Show HN: Attribute.pro – A cross-domain traffic attribution solution - acoyfellow
https://Attribute.pro
======
acoyfellow
I had someone ask: "Can you give more examples of (link:
[https://attribute.pro/](https://attribute.pro/)) attribute.pro and why
someone would use it?"

My answer:

Client X is a SaaS. They have all marketing pages on "root.com"

Their signup flow is on "accounts.root.com"

Their actual SaaS app (which has Mixpanel installed) is on: "app.root.com"

Outline of Problem:

\- You want to drive traffic to their homepage (root.com, root.com/case-
studies...)

\- You want to use UTM variables to track ad performance from Google Ads.

\- You have to get those UTM variables down into "app.root.com" (and inside
mixpanel)- so we know which people are attributed to which campaigns/sets/ads.

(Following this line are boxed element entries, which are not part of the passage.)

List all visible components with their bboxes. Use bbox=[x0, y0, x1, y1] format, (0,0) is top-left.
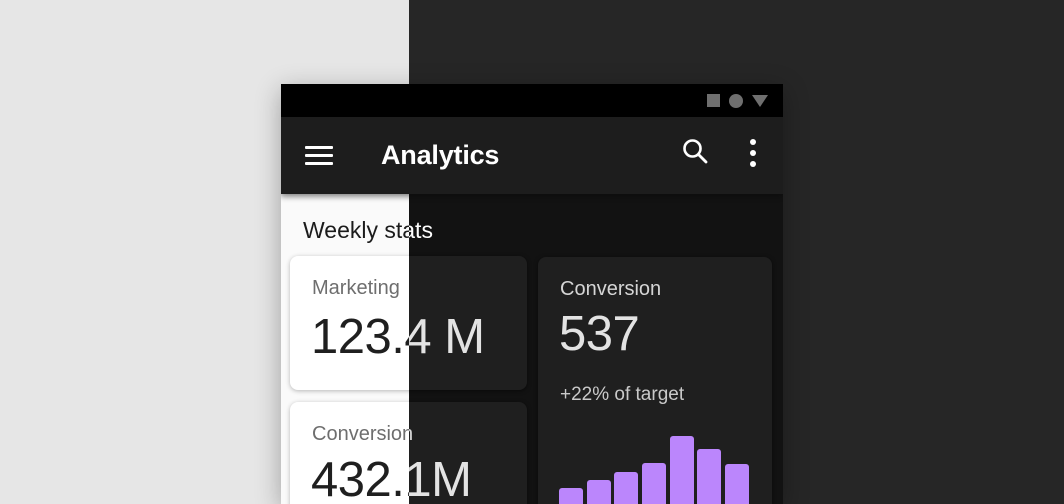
chart-bar bbox=[586, 480, 611, 504]
card-subtext: +22% of target bbox=[560, 384, 685, 405]
chart-bar bbox=[724, 464, 749, 504]
chart-bar bbox=[697, 449, 722, 504]
chart-bar bbox=[641, 463, 666, 504]
card-label: Conversion bbox=[312, 423, 414, 445]
status-bar bbox=[281, 84, 783, 117]
card-conversion-main[interactable]: Conversion 537 +22% of target bbox=[538, 257, 772, 504]
card-value: 432.1M bbox=[311, 453, 472, 504]
card-conversion-secondary[interactable]: Conversion 432.1M bbox=[290, 402, 472, 504]
phone-screen-light-theme: Analytics Weekly stats Marketing 123.4 M… bbox=[281, 84, 485, 504]
status-square-icon bbox=[707, 94, 720, 107]
card-label: Conversion bbox=[560, 278, 662, 300]
chart-bar bbox=[669, 436, 694, 504]
card-value: 537 bbox=[559, 307, 640, 361]
overflow-menu-icon[interactable] bbox=[747, 139, 759, 167]
phone-mockup: Analytics Weekly stats Marketing 123.4 M… bbox=[281, 84, 783, 504]
content-area: Weekly stats Marketing 123.4 M Conversio… bbox=[281, 194, 485, 504]
app-bar: Analytics bbox=[281, 117, 783, 194]
menu-icon[interactable] bbox=[305, 146, 333, 165]
status-triangle-down-icon bbox=[752, 94, 768, 107]
card-label: Marketing bbox=[312, 277, 400, 299]
card-value: 123.4 M bbox=[311, 310, 485, 364]
conversion-bar-chart bbox=[559, 435, 749, 504]
status-circle-icon bbox=[729, 93, 743, 108]
chart-bar bbox=[614, 472, 639, 504]
card-marketing[interactable]: Marketing 123.4 M bbox=[290, 256, 485, 390]
chart-bar bbox=[559, 488, 583, 504]
section-title: Weekly stats bbox=[303, 217, 433, 243]
search-icon[interactable] bbox=[680, 136, 710, 166]
app-title: Analytics bbox=[381, 140, 500, 170]
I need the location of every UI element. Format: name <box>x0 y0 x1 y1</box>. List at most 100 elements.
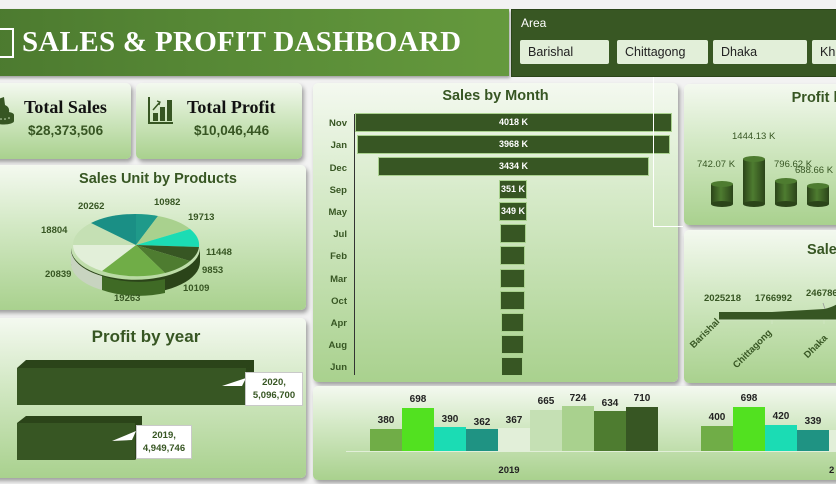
bar[interactable] <box>733 407 765 451</box>
month-bar-nov[interactable]: 4018 K <box>355 113 672 132</box>
pie-label: 18804 <box>41 225 68 236</box>
pie-label: 20262 <box>78 201 105 212</box>
bar[interactable] <box>797 430 829 451</box>
area-chart-graphic <box>718 302 836 324</box>
data-label: 1766992 <box>755 293 792 304</box>
callout-year: 2019, <box>152 430 176 441</box>
sales-unit-by-products-chart[interactable]: Sales Unit by Products 10982 19713 11448… <box>0 165 306 310</box>
pie-label: 19263 <box>114 293 141 304</box>
month-label: Oct <box>331 296 347 307</box>
month-bar-jul[interactable] <box>500 224 526 243</box>
chart-title: Sales Unit by Products <box>79 171 237 187</box>
bar[interactable] <box>466 429 498 451</box>
month-bar-oct[interactable] <box>500 291 525 310</box>
chart-title: Profit by year <box>91 327 201 346</box>
month-label: Mar <box>330 274 347 285</box>
month-label: Feb <box>330 251 347 262</box>
y-axis-line <box>354 114 355 375</box>
month-label: Jan <box>330 140 347 151</box>
chart-title: Sales <box>807 242 836 258</box>
month-label: Nov <box>329 118 347 129</box>
chart-title: Sales by Month <box>442 88 549 104</box>
pie-label: 11448 <box>206 247 232 258</box>
month-label: Dec <box>329 163 347 174</box>
slicer-option-dhaka[interactable]: Dhaka <box>713 40 807 64</box>
month-bar-mar[interactable] <box>500 269 525 288</box>
bar[interactable] <box>829 430 836 451</box>
bar-label: 390 <box>441 414 459 425</box>
bar[interactable] <box>498 428 530 451</box>
callout-value: 4,949,746 <box>142 443 186 454</box>
data-label: 742.07 K <box>697 159 736 170</box>
slicer-option-barishal[interactable]: Barishal <box>520 40 609 64</box>
month-bar-apr[interactable] <box>501 313 524 332</box>
page-title: SALES & PROFIT DASHBOARD <box>22 26 462 58</box>
data-label: 796.62 K <box>774 159 813 170</box>
bar[interactable] <box>765 425 797 451</box>
pie-label: 10109 <box>183 283 210 294</box>
pie-label: 9853 <box>202 265 224 276</box>
month-label: May <box>328 207 347 218</box>
units-by-year-chart[interactable]: 380 698 390 362 367 665 724 634 710 2019… <box>313 386 836 480</box>
bar-label: 420 <box>772 411 790 422</box>
bar-chart-growth-icon <box>148 97 173 124</box>
bar[interactable] <box>530 410 562 451</box>
data-label: 2025218 <box>704 293 741 304</box>
selection-guide <box>653 77 654 227</box>
slicer-label: Area <box>521 16 547 30</box>
pie-label: 10982 <box>154 197 181 208</box>
bar[interactable] <box>594 411 626 451</box>
bar[interactable] <box>701 426 733 451</box>
bar-label: 362 <box>473 417 491 428</box>
data-label: 1444.13 K <box>732 131 776 142</box>
pie-label: 19713 <box>188 212 215 223</box>
slicer-option-chittagong[interactable]: Chittagong <box>617 40 708 64</box>
data-label: 688.66 K <box>795 165 834 176</box>
kpi-total-profit-value: $10,046,446 <box>194 123 270 138</box>
kpi-total-profit-card: Total Profit $10,046,446 <box>136 83 302 159</box>
kpi-total-sales-card: Total Sales $28,373,506 <box>0 83 131 159</box>
kpi-total-sales-value: $28,373,506 <box>28 123 104 138</box>
area-slicer: Area Barishal Chittagong Dhaka Kh <box>511 9 836 77</box>
pie-label: 20839 <box>45 269 72 280</box>
month-bar-jan[interactable]: 3968 K <box>357 135 670 154</box>
data-callout-2019: 2019, 4,949,746 <box>136 425 192 459</box>
sales-by-area-chart[interactable]: Sales 2025218 1766992 246786 Barishal Ch… <box>684 230 836 383</box>
chart-title: Profit b <box>791 90 836 106</box>
sales-by-month-chart[interactable]: Sales by Month Nov Jan Dec Sep May Jul F… <box>313 83 678 382</box>
bar-label: 698 <box>409 394 427 405</box>
month-label: Jun <box>330 362 347 373</box>
bar[interactable] <box>402 408 434 451</box>
bar[interactable] <box>370 429 402 451</box>
data-label: 246786 <box>806 288 836 299</box>
bar[interactable] <box>562 406 594 451</box>
month-bar-jun[interactable] <box>501 357 523 376</box>
month-bar-aug[interactable] <box>501 335 524 354</box>
selection-guide <box>653 226 683 227</box>
bar-label: 339 <box>804 416 822 427</box>
bar[interactable] <box>434 427 466 451</box>
bar-label: 665 <box>537 396 555 407</box>
month-bar-dec[interactable]: 3434 K <box>378 157 649 176</box>
money-bag-coins-icon <box>0 97 14 125</box>
month-bar-sep[interactable]: 351 K <box>499 180 527 199</box>
profit-by-year-chart[interactable]: Profit by year 2020, 5,096,700 2019, 4,9… <box>0 318 306 478</box>
month-bar-feb[interactable] <box>500 246 525 265</box>
month-bar-may[interactable]: 349 K <box>499 202 527 221</box>
bar-label: 634 <box>601 398 619 409</box>
slicer-option-khulna[interactable]: Kh <box>812 40 836 64</box>
bar-chart-graphic <box>17 360 254 460</box>
bar[interactable] <box>626 407 658 451</box>
kpi-total-sales-label: Total Sales <box>24 97 107 117</box>
top-strip <box>0 0 836 9</box>
profit-by-area-chart[interactable]: Profit b 742.07 K 1444.13 K 796.62 K 688… <box>684 84 836 225</box>
month-label: Sep <box>329 185 347 196</box>
x-axis-line <box>346 451 836 452</box>
axis-label-2020: 2 <box>829 465 835 476</box>
cylinder-chart-graphic <box>711 156 829 207</box>
month-label: Apr <box>330 318 347 329</box>
bar-label: 724 <box>569 393 587 404</box>
axis-label-2019: 2019 <box>498 465 520 476</box>
pie-chart-graphic <box>70 213 200 296</box>
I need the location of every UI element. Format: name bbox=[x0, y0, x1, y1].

This tool is allowing me to do what I need: Attribute.pro - it allows me to
drop a tag on "root.com", use UTM links, then re-call those UTM links from
"app.root.com" (or any other domain)

How would you solve this problem?

------
acoyfellow
Hi HN; Just sharing a thing I built.

[https://Attribute.pro](https://Attribute.pro)

Why? I needed a solution for a client, and I wanted to make it re-usable.

Built with 1 single Cloudflare worker. No server, no database.